The reason we have a recession is that it is a clearing of the malinvestments that the Fed’s easy money went into during the boom. So, “[p]roducing things that nobody wants and propping up malinvestments cannot possibly help any economy,” writes economist Ben Powell.
The government’s moneymen are engaging in what Hayek referred to as “the fatal conceit,” thinking they have the knowledge to fix and plan the economy. “If man is not to do more harm than good in his efforts to improve the social order,” Hayek lectured,
he will have to learn that in this, as in all other fields where essential complexity of an organized kind prevails, he cannot acquire the full knowledge which would make mastery of the events possible.
But these Fed chairmen are considered the most powerful men in America, if not the world.
While on the job, previous Fed chair Alan Greenspan was reverently referred to as “the Maestro.” However, as Lew Rockwell points out,
Monetary pumping was his one weapon.

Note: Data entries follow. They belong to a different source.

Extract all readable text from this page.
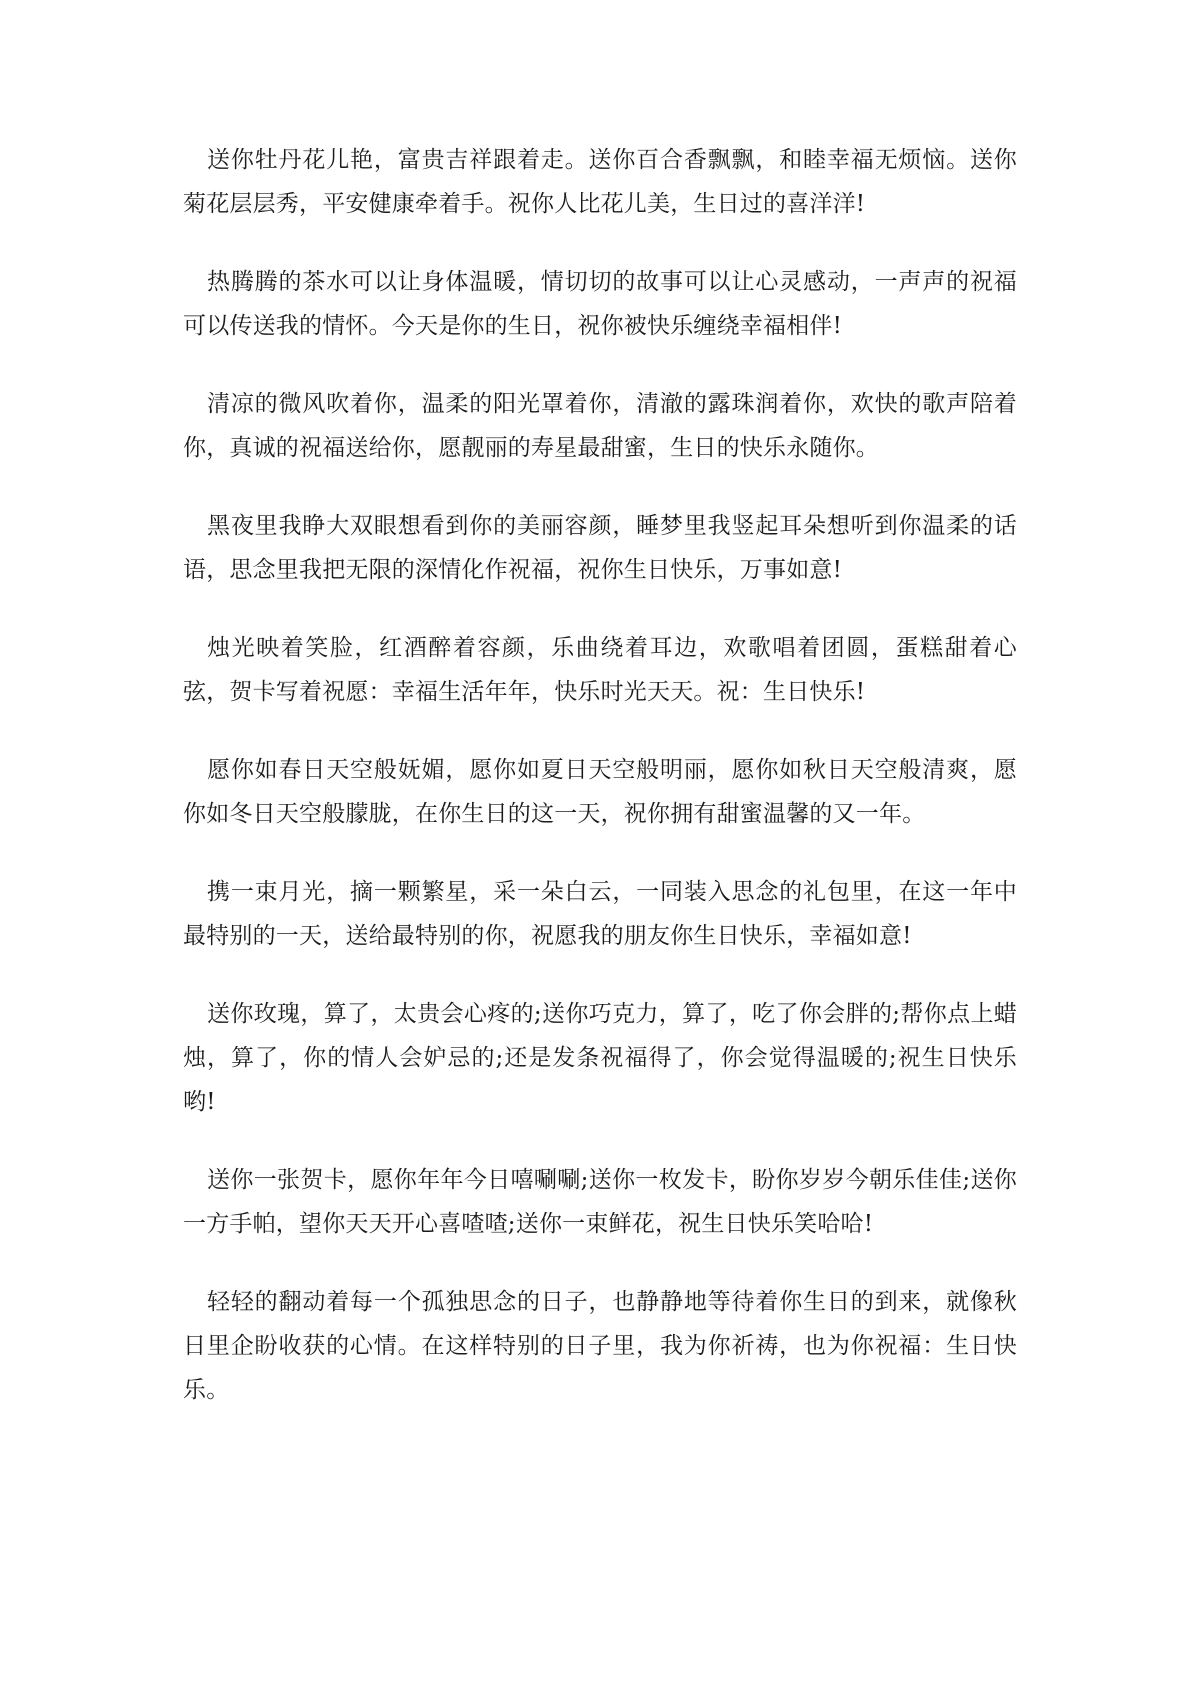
送你牡丹花儿艳，富贵吉祥跟着走。送你百合香飘飘，和睦幸福无烦恼。送你菊花层层秀，平安健康牵着手。祝你人比花儿美，生日过的喜洋洋!

热腾腾的茶水可以让身体温暖，情切切的故事可以让心灵感动，一声声的祝福可以传送我的情怀。今天是你的生日，祝你被快乐缠绕幸福相伴!

清凉的微风吹着你，温柔的阳光罩着你，清澈的露珠润着你，欢快的歌声陪着你，真诚的祝福送给你，愿靓丽的寿星最甜蜜，生日的快乐永随你。

黑夜里我睁大双眼想看到你的美丽容颜，睡梦里我竖起耳朵想听到你温柔的话语，思念里我把无限的深情化作祝福，祝你生日快乐，万事如意!

烛光映着笑脸，红酒醉着容颜，乐曲绕着耳边，欢歌唱着团圆，蛋糕甜着心弦，贺卡写着祝愿：幸福生活年年，快乐时光天天。祝：生日快乐!

愿你如春日天空般妩媚，愿你如夏日天空般明丽，愿你如秋日天空般清爽，愿你如冬日天空般朦胧，在你生日的这一天，祝你拥有甜蜜温馨的又一年。

携一束月光，摘一颗繁星，采一朵白云，一同装入思念的礼包里，在这一年中最特别的一天，送给最特别的你，祝愿我的朋友你生日快乐，幸福如意!

送你玫瑰，算了，太贵会心疼的;送你巧克力，算了，吃了你会胖的;帮你点上蜡烛，算了，你的情人会妒忌的;还是发条祝福得了，你会觉得温暖的;祝生日快乐哟!

送你一张贺卡，愿你年年今日嘻唰唰;送你一枚发卡，盼你岁岁今朝乐佳佳;送你一方手帕，望你天天开心喜喳喳;送你一束鲜花，祝生日快乐笑哈哈!

轻轻的翻动着每一个孤独思念的日子，也静静地等待着你生日的到来，就像秋日里企盼收获的心情。在这样特别的日子里，我为你祈祷，也为你祝福：生日快乐。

Think of the occasions: the Mexican debt crisis of 1996, the Asian Contagion of 1997, Long-Term Capital Management in 1998, the Y2K crisis of 1999 and 2000, the dot-com collapse, and finally the 9-11 terrorist incidents in Washington and New York.

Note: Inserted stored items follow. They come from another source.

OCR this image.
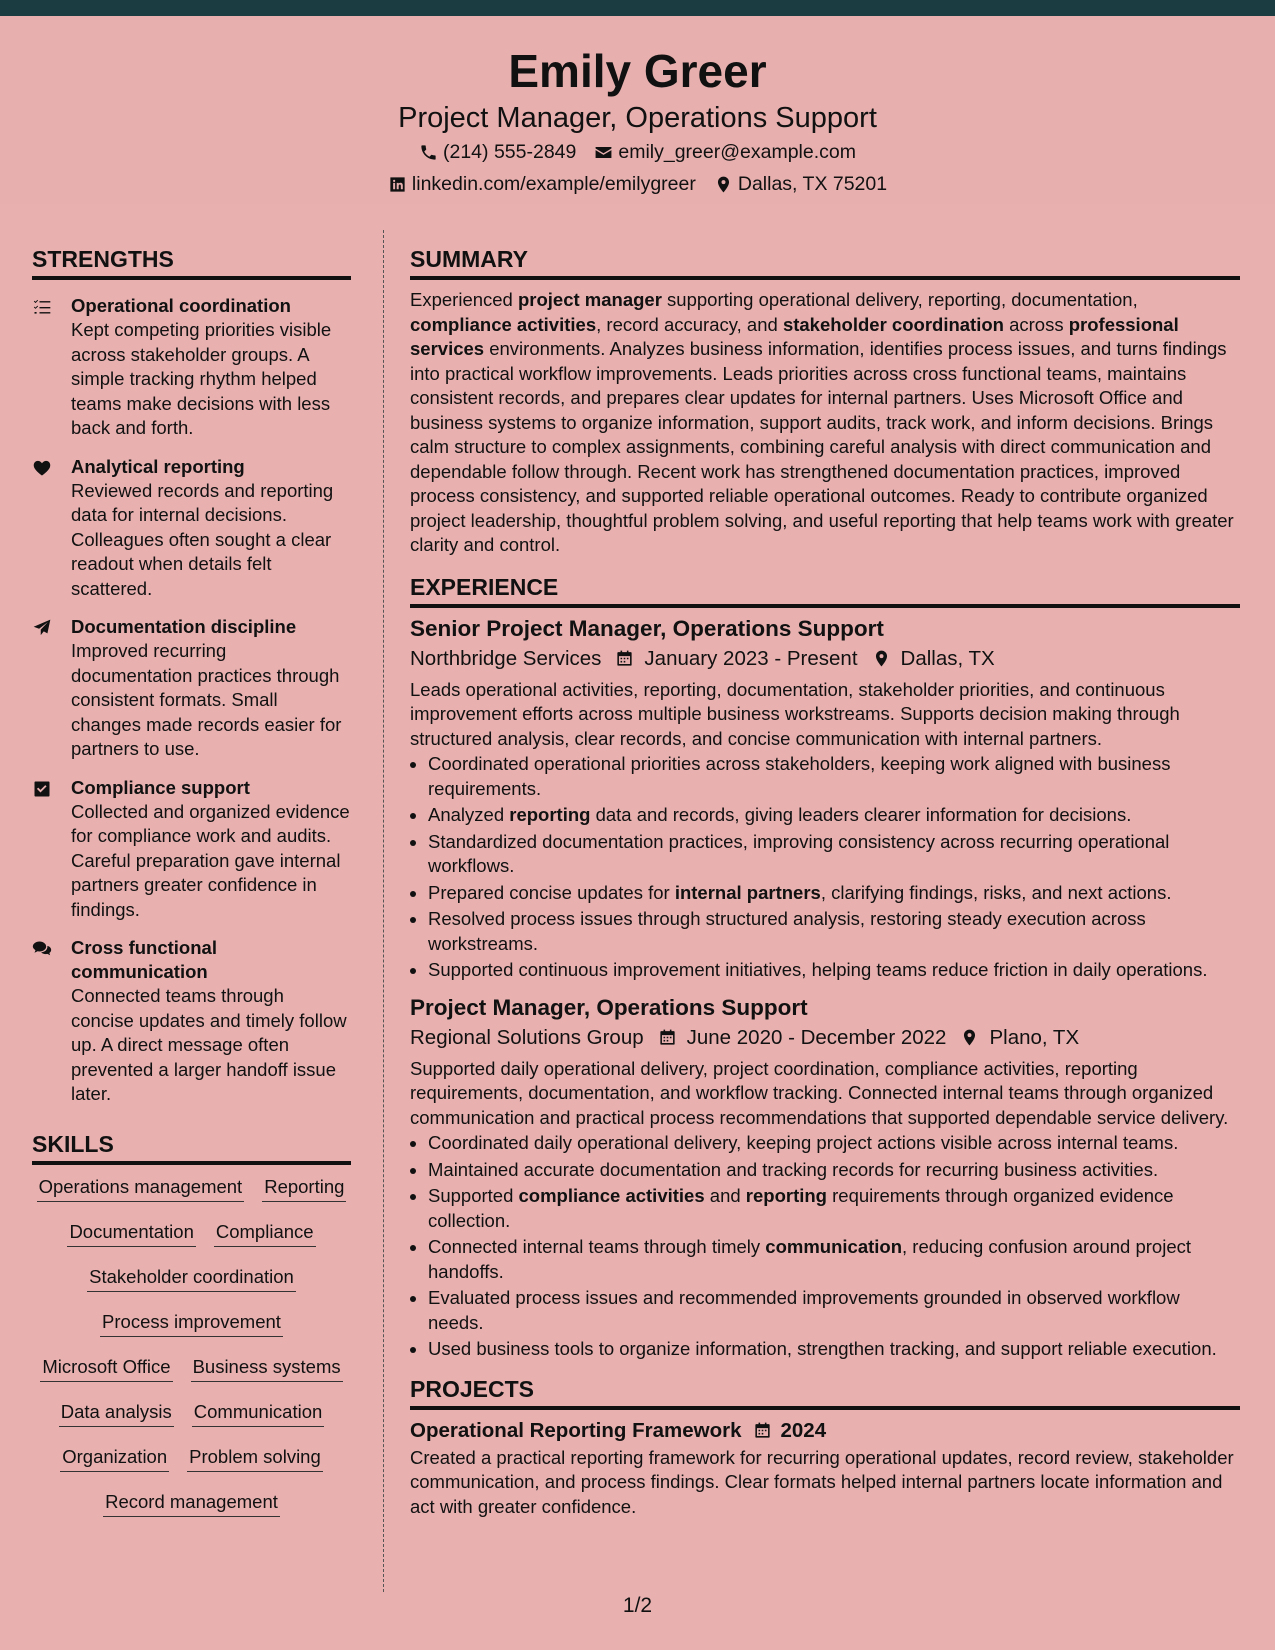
Emily Greer
Project Manager, Operations Support
(214) 555-2849 emily_greer@example.com
linkedin.com/example/emilygreer Dallas, TX 75201
STRENGTHS
Operational coordination
Kept competing priorities visible across stakeholder groups. A simple tracking rhythm helped teams make decisions with less back and forth.
Analytical reporting
Reviewed records and reporting data for internal decisions. Colleagues often sought a clear readout when details felt scattered.
Documentation discipline
Improved recurring documentation practices through consistent formats. Small changes made records easier for partners to use.
Compliance support
Collected and organized evidence for compliance work and audits. Careful preparation gave internal partners greater confidence in findings.
Cross functional communication
Connected teams through concise updates and timely follow up. A direct message often prevented a larger handoff issue later.
SKILLS
Operations management Reporting
Documentation Compliance
Stakeholder coordination
Process improvement
Microsoft Office Business systems
Data analysis Communication
Organization Problem solving
Record management
SUMMARY

Experienced project manager supporting operational delivery, reporting, documentation, compliance activities, record accuracy, and stakeholder coordination across professional services environments. Analyzes business information, identifies process issues, and turns findings into practical workflow improvements. Leads priorities across cross functional teams, maintains consistent records, and prepares clear updates for internal partners. Uses Microsoft Office and business systems to organize information, support audits, track work, and inform decisions. Brings calm structure to complex assignments, combining careful analysis with direct communication and dependable follow through. Recent work has strengthened documentation practices, improved process consistency, and supported reliable operational outcomes. Ready to contribute organized project leadership, thoughtful problem solving, and useful reporting that help teams work with greater clarity and control.

EXPERIENCE
Senior Project Manager, Operations Support
Northbridge Services January 2023 - Present Dallas, TX

Leads operational activities, reporting, documentation, stakeholder priorities, and continuous improvement efforts across multiple business workstreams. Supports decision making through structured analysis, clear records, and concise communication with internal partners.

• Coordinated operational priorities across stakeholders, keeping work aligned with business requirements.
• Analyzed reporting data and records, giving leaders clearer information for decisions.
• Standardized documentation practices, improving consistency across recurring operational workflows.
• Prepared concise updates for internal partners, clarifying findings, risks, and next actions.
• Resolved process issues through structured analysis, restoring steady execution across workstreams.
• Supported continuous improvement initiatives, helping teams reduce friction in daily operations.
Project Manager, Operations Support
Regional Solutions Group June 2020 - December 2022 Plano, TX

Supported daily operational delivery, project coordination, compliance activities, reporting requirements, documentation, and workflow tracking. Connected internal teams through organized communication and practical process recommendations that supported dependable service delivery.

• Coordinated daily operational delivery, keeping project actions visible across internal teams.
• Maintained accurate documentation and tracking records for recurring business activities.
• Supported compliance activities and reporting requirements through organized evidence collection.
• Connected internal teams through timely communication, reducing confusion around project handoffs.
• Evaluated process issues and recommended improvements grounded in observed workflow needs.
• Used business tools to organize information, strengthen tracking, and support reliable execution.
PROJECTS
Operational Reporting Framework 2024

Created a practical reporting framework for recurring operational updates, record review, stakeholder communication, and process findings. Clear formats helped internal partners locate information and act with greater confidence.

1/2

Greenspan now must spend his time reinventing history and denying any accountability for his Fed’s monetary policies. Even that Enron prize he won doesn’t look so hot.
The current Fed chair was Time magazine’s Person of the Year last year because “[h]e didn’t just reshape U.S. monetary policy,” Time‘s Michael Grunwald gushes, “he led an effort to save the world economy.”
However, Bernanke’s reputation may have hit its peak at the end of ‘09. The harder he hits the monetary gas pedal, the faster his reputation — along with the value of the dollar — goes downhill.
And while the self-confidence of central bankers knows no bounds, there’s no telling where the money they create will go or what it will do. “All monetary policies encounter the difficulty that the effects of any measures taken,” wrote Ludwig von Mises, “can neither be foreseen in advance, nor their nature and magnitude be determined even after they have already occurred.”
In 1936, Henry Parker Willis wrote in The Theory and Practice of Central Banking,
No central bank can, by the mere exercise of its credit-granting power, make something out of nothing, or save other banks from the disastrous consequences of their past policy. When a central bank does so it merely tends to make a bad matter worse.
Willis, who, by the way, was the first secretary of the Federal Reserve Board, wrote back in a time when central banks were thought to merely be available to liquefy the commercial-banking system. Today, Fed heads and their committees are thought to be benevolent clairvoyants who can wave their magic interest-rate wands, growing aggregate demand and putting the masses back on the job.
Even back in 1936, Willis foresaw that central banking would become a tool of politicians to placate the discontent of the citizenry. “In such cases,” he wrote, “central banking becomes merely an adjunct to a dynasty of political dictators who desire to bring about an artificial redistribution of purchasing power and wealth.
Concluding his Nobel acceptance speech, Hayek said,
The recognition of the insuperable limits to his knowledge ought indeed to teach the student of society a lesson of humility which should guard him against becoming an accomplice in men’s fatal striving to control society — a striving which makes him not only a tyrant over his fellows, but which may well make him the destroyer of a civilization which no brain has designed but which has grown from the free efforts of millions of individuals.
While the wisdom of Hayek is long forgotten, we have instead central bankers who are worshiped on Wall Street and in Washington, allowing their hubris to place not only the US economy but all of society on the brink of destruction.